The city is characterized by two main parts.
These comprise the Upper City and the Lower City, both sides connected by a funicular. Touristically the more attractive is Upper City, since it consists of many voices transmitted by echoes of its high walls, palaces, churches, squares and narrow stone streets ‒ it certainly makes for a wonderful place to visit in Bergamo.
If you do not have much time, at least visit the Basilica di Santa Maria Maggiore, which inside houses a beautiful Sanctuary full of artistic gems. It has many decorations, altars, statues and a special quiet that occasionally is interrupted by camera flashes from curious tourists. The entrance is free.

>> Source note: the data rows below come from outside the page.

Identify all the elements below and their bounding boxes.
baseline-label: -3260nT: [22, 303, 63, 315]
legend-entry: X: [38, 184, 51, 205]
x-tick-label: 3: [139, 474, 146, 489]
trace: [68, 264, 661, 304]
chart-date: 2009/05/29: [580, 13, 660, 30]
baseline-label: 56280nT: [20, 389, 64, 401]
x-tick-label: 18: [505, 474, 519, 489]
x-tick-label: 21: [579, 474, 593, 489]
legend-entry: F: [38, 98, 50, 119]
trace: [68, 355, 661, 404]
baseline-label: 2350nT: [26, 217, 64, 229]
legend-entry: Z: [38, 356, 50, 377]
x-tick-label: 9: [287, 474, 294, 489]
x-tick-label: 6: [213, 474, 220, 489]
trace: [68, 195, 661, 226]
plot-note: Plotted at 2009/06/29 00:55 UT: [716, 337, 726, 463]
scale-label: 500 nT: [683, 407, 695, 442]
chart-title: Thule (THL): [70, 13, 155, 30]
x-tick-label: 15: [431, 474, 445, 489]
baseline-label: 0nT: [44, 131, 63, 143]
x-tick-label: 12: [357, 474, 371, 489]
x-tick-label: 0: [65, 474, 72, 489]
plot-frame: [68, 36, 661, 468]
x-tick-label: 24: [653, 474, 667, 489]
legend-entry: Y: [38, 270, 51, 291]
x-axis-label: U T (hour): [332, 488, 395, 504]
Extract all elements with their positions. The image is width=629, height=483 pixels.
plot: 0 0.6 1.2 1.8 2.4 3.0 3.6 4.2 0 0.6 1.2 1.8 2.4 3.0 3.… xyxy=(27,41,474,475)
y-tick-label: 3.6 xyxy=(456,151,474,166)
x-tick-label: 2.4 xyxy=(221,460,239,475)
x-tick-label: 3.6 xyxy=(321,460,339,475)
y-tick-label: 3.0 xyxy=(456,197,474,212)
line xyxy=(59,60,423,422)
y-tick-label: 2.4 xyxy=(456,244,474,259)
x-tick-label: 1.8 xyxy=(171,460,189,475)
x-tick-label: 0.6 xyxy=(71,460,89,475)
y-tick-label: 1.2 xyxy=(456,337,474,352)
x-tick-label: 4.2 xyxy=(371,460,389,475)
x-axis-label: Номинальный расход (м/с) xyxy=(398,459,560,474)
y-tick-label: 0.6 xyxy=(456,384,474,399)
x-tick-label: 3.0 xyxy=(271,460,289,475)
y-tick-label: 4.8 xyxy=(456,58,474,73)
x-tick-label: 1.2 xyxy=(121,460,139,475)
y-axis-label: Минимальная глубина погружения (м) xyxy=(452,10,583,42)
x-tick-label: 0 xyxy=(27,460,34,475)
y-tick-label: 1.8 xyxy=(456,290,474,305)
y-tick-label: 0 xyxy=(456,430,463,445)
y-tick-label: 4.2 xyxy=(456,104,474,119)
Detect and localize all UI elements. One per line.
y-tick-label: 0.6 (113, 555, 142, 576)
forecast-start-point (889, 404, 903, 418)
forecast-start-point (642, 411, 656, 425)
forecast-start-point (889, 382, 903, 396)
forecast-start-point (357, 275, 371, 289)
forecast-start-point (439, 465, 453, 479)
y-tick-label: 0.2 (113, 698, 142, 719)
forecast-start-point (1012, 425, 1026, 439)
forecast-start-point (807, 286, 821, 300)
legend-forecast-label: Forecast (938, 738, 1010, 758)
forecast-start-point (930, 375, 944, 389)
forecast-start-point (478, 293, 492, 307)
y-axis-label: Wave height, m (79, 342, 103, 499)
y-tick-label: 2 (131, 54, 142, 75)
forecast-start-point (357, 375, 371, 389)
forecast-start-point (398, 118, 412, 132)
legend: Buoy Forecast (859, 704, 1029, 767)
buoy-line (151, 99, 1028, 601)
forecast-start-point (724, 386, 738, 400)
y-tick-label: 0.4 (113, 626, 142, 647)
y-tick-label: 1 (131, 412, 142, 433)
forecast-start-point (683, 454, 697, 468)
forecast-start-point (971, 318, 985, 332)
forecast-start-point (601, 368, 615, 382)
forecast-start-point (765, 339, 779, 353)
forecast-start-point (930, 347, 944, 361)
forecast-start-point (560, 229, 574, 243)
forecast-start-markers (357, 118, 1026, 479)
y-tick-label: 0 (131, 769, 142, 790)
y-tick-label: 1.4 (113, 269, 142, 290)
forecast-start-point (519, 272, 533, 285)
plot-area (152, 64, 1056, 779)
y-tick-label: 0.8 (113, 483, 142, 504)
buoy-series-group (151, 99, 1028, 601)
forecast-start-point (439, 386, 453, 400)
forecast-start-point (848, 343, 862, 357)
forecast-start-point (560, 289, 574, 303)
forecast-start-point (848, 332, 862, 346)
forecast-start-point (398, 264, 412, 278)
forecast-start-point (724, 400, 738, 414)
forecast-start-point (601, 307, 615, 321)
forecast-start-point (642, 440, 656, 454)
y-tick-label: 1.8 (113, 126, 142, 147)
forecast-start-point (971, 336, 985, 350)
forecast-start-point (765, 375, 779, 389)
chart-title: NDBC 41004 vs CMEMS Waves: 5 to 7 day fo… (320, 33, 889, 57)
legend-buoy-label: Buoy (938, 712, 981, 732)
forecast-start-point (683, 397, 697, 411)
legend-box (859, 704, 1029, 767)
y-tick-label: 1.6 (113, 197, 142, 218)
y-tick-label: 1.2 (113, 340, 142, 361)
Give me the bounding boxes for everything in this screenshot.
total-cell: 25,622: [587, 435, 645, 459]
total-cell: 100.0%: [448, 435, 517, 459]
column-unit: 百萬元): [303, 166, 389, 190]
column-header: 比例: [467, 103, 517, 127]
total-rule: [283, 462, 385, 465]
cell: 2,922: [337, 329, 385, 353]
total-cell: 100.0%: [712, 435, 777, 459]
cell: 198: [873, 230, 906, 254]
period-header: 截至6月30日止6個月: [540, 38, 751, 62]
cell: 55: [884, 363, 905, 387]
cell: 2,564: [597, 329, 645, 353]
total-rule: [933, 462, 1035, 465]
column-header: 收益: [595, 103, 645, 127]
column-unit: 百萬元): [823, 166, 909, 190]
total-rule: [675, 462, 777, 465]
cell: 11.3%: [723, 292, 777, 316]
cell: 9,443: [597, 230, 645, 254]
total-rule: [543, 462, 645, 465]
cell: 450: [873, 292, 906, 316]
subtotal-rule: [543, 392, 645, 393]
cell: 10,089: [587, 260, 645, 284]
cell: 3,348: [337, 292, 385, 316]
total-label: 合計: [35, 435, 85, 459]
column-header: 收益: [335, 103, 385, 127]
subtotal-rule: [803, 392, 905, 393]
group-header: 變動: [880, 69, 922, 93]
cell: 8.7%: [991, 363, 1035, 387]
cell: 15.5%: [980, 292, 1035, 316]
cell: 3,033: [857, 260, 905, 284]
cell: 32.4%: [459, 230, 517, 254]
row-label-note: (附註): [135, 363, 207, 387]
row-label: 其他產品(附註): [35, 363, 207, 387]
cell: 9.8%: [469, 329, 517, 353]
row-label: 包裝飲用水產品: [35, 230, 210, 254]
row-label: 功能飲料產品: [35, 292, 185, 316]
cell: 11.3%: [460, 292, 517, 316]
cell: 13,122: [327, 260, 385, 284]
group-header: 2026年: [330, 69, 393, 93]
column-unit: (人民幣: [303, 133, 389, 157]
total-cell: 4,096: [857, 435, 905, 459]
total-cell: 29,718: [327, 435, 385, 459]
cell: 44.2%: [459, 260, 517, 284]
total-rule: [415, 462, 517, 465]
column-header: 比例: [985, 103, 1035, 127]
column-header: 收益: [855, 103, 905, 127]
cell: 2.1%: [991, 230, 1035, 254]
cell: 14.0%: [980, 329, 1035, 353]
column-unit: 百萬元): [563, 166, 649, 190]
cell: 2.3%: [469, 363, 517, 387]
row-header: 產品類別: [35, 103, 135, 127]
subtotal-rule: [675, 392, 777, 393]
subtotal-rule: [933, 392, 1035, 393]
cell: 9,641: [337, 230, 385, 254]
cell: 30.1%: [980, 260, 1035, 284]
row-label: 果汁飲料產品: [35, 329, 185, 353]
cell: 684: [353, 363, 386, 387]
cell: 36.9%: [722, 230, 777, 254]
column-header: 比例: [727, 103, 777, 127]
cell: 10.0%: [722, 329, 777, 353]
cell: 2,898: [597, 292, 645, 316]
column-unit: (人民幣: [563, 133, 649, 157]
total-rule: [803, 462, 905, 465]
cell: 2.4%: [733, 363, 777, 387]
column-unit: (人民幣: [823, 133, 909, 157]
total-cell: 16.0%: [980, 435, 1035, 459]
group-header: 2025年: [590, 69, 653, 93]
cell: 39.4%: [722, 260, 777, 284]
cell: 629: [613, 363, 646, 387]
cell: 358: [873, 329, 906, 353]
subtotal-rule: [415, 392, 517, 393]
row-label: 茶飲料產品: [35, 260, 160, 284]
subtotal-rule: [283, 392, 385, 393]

Moreover, Old Town Square is not to be missed and when arriving and walking from Santa Maria Maggiore, you are bound to discover it. This place is lovely and very welcoming; surrounded by medieval buildings it manages to be the ideal place to have coffee and relax in the sun on a terrace.
The Old Town Square has a fountain which refreshes a little, especially during the hot summers.
The Palazzo della Ragione is found in the same place, and it is the oldest City Hall of Italy.
If you keep walking through the Old Town Square, you will arrive at another very interesting venue, the New Palace. The New Palace of Bergamo is now the Civic Library with big rooms furnished with great and precious paintings and frescoes.
Another jewel of Bergamo is the Duomo, a most famous church of the city that you must see if you visit this medieval place. Perhaps it is true that the inside is more interesting than the outside; however, you must enter to see the inside too and make your own judgement.
Then, in the Piazza del Duomo, we have the Colleoni Chapel, beautiful outside and inside. It was built in the fifteenth century as a mausoleum by Bartolomeo Colleoni. He ordered it to be built and it is a magnificent work of art on the site of the former sacristy of Santa Maria Maggiore. It was Colleoni himself who commissioned his soldiers to demolish the sacristy to make way for his mausoleum, maybe not achieved by the best means.
And now let's visit the Lower City to return to contemporary times of beautiful Italy. Here we can see how the northern Italians live and visit the shops and bars, churches, restaurants and theatres.
All this makes up Bergamo, but there is also a train station from where you can visit Milan and all the connections that this city offers.
If we had to choose a prominent place in the Lower City, maybe we'll stay with the Porta Nuova, where there are main streets, bus connections and where life is in full swing, with its passers-by, shoppers and students.